Freedom of religion and religious expression is fantastic, and through the existence of Catholic institutions, it is clear that these rights are indeed respected in the U.S. Yet within this notion of freedom, there is also freedom from religion – that is individuals’ freedom from coercion and enforcement of specific religious practices.
For instance, if I felt that I, as a religious person, I should attend a Catholic school and go to a Catholic hospital in order to be taught and treated by those who share my religious convictions, then I am lucky that the state allows me to do so as well as permits such religious institutions to exist in the first place. On the other hand, if I wanted to go on birth control but the religious institution which I was affiliated with prevented me from doing so, then that freedom is lost. I would be forced to pay extra fees to find the contraceptives elsewhere, or just give up and give in to the religious institution’s enforcements.
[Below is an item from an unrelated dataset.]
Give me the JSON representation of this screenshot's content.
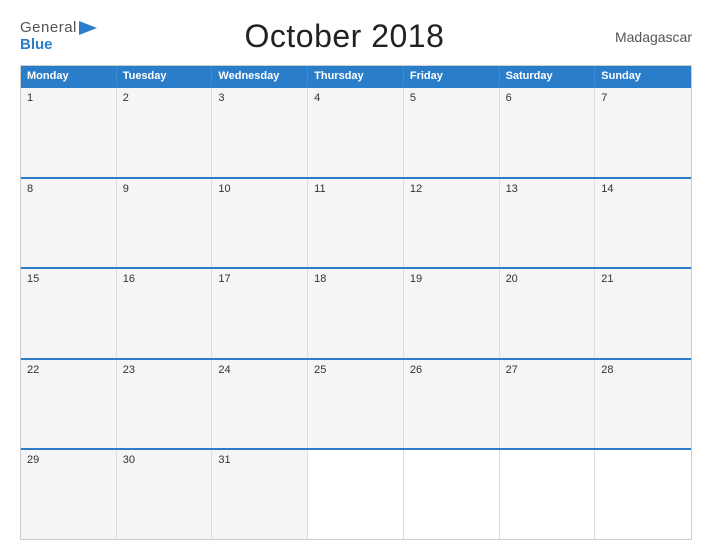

The Obama Administration’s mandate that Catholic institutions cover birth control does not have the effect of forcing every single person in the Catholic community to use contraceptive methods. The mandate is simply creating a safe space for individuals to act out of their own personal will, free from the coercion of potentially overbearing religious authority. For only then are individuals free to flourish within society according to their own personal beliefs.